FIG. 19 is a component view of an example clamp 301. In this example, support structure 110 is a post or other suitable support structure 100. Clamp 301 has a rope coupling end 1902 and a plate/belt coupling end 1904. In some examples, rope coupling end 1902 and a plate/belt coupling end 1904 are interchangeable. For instance, both ends could include rope coupling ends 1902 or plate/belt coupling ends 1904. As shown, plate/belt coupling end 1904 receives the belt at an angle perpendicular to post 1905. In other examples, plate/belt coupling end 1904 is angled to match the ascension angle of the belt path.
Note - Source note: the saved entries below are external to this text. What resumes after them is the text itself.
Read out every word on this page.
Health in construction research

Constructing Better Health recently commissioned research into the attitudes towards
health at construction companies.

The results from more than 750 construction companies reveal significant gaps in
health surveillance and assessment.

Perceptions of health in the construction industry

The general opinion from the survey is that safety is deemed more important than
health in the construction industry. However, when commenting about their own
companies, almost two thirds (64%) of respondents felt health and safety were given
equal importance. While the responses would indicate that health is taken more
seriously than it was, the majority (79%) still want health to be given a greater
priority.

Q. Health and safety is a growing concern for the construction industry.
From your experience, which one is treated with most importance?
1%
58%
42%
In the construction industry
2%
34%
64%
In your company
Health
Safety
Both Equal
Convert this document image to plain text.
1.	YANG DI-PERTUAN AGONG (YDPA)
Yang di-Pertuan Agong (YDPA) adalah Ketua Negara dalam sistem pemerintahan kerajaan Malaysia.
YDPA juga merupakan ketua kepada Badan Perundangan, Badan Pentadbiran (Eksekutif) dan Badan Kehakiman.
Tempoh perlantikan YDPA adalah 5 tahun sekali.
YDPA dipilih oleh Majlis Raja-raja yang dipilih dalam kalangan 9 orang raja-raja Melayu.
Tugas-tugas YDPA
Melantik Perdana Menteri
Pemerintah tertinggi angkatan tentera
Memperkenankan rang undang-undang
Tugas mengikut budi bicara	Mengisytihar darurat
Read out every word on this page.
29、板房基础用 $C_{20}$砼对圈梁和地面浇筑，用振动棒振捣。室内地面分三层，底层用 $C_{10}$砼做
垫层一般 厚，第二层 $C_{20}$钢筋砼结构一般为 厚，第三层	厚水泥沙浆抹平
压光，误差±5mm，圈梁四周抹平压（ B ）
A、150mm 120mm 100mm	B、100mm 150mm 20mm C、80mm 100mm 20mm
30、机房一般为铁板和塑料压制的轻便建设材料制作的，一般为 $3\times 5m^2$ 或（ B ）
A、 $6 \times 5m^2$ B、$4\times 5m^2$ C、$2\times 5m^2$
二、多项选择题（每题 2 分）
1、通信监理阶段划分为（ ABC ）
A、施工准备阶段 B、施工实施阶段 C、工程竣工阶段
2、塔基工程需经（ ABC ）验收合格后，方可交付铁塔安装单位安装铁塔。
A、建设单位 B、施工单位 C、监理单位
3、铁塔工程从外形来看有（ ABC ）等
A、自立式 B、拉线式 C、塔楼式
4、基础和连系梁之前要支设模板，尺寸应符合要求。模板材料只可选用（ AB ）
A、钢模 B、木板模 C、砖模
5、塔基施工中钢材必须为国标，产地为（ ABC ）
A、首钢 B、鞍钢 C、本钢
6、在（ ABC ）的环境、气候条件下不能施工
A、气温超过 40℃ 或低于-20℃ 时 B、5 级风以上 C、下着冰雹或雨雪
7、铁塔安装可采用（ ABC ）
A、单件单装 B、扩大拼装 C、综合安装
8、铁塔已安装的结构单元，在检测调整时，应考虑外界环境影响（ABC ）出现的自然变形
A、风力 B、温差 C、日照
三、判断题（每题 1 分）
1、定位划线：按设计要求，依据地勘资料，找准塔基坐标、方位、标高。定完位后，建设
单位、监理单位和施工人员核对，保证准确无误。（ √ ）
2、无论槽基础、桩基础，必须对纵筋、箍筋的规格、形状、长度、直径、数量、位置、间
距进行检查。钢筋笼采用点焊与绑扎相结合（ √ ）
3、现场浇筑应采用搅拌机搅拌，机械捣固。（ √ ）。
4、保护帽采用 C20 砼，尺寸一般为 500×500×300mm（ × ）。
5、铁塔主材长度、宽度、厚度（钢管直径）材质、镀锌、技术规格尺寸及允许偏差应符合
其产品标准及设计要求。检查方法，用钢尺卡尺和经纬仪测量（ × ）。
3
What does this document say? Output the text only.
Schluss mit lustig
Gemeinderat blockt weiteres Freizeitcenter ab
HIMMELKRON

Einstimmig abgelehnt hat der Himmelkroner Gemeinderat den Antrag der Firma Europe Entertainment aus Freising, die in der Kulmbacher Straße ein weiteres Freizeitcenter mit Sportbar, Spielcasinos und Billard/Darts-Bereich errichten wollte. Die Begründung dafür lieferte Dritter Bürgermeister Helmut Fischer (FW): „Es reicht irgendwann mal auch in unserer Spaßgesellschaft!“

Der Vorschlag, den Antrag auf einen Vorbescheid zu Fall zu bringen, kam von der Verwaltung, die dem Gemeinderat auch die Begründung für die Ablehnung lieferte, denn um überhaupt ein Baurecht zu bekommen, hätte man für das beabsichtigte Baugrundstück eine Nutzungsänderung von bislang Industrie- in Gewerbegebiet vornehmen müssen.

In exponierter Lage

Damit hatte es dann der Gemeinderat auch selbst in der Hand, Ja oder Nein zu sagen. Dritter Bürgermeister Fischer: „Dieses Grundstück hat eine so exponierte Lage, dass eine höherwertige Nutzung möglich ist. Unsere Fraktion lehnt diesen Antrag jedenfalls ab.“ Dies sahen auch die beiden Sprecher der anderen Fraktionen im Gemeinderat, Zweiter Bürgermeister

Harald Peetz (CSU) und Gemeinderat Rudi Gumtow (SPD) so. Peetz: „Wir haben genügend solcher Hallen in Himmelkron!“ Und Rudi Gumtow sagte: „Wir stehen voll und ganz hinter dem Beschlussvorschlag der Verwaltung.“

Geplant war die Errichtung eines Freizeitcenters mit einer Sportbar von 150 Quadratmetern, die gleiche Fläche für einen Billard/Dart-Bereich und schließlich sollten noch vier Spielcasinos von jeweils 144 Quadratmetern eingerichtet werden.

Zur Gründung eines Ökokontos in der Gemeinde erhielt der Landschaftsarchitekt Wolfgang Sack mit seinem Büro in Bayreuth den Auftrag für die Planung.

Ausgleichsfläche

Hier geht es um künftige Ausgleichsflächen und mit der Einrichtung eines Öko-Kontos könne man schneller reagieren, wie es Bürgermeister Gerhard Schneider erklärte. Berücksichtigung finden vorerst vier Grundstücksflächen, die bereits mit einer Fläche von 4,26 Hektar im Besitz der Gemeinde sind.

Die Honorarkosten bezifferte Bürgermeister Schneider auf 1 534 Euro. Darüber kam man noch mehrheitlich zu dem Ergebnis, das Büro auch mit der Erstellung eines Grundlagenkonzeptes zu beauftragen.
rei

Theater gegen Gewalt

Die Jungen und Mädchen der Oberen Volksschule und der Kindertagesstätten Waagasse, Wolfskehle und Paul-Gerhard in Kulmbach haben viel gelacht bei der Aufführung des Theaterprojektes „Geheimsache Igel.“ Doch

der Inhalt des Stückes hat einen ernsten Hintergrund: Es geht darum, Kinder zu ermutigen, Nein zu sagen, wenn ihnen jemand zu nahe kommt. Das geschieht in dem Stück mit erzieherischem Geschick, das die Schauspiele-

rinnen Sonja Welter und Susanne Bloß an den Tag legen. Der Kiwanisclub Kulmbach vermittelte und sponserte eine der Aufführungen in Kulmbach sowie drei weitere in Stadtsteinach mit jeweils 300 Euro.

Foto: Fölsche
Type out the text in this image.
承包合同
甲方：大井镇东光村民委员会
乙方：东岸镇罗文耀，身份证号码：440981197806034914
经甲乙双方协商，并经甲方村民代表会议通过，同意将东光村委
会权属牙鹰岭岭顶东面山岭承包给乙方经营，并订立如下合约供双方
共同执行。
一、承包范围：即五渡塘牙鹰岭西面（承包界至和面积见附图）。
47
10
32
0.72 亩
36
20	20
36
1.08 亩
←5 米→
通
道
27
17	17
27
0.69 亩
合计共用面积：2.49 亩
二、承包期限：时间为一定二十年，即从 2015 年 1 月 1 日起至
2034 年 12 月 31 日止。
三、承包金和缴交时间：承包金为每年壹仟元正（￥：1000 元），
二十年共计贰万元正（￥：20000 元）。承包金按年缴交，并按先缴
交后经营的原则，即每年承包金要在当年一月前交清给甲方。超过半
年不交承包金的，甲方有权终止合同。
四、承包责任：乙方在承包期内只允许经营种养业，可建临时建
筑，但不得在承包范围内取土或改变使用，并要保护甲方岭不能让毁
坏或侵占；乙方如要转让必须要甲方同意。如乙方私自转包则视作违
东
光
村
FIG. 20 is a component view of an example crimp. Crimp 304 is used in inner climb assembly 700 as a coupling mechanism for the climb assembly. In this example, crimp 304 is coupled to an assembly of ropes that are connected in a fashion shown in FIG. 7. For example, crimp 304 couples perpendicular ropes together.
FIG. 21 is a component view of an example connector. Connector 303 is used in this example as a means of connecting a vertical rope to a horizontal rope such is that in a T-fashion.
Although the present invention has been described with reference to preferred embodiments, workers skilled in the art will recognize that changes may be made in form and detail without departing from the spirit and scope of the invention.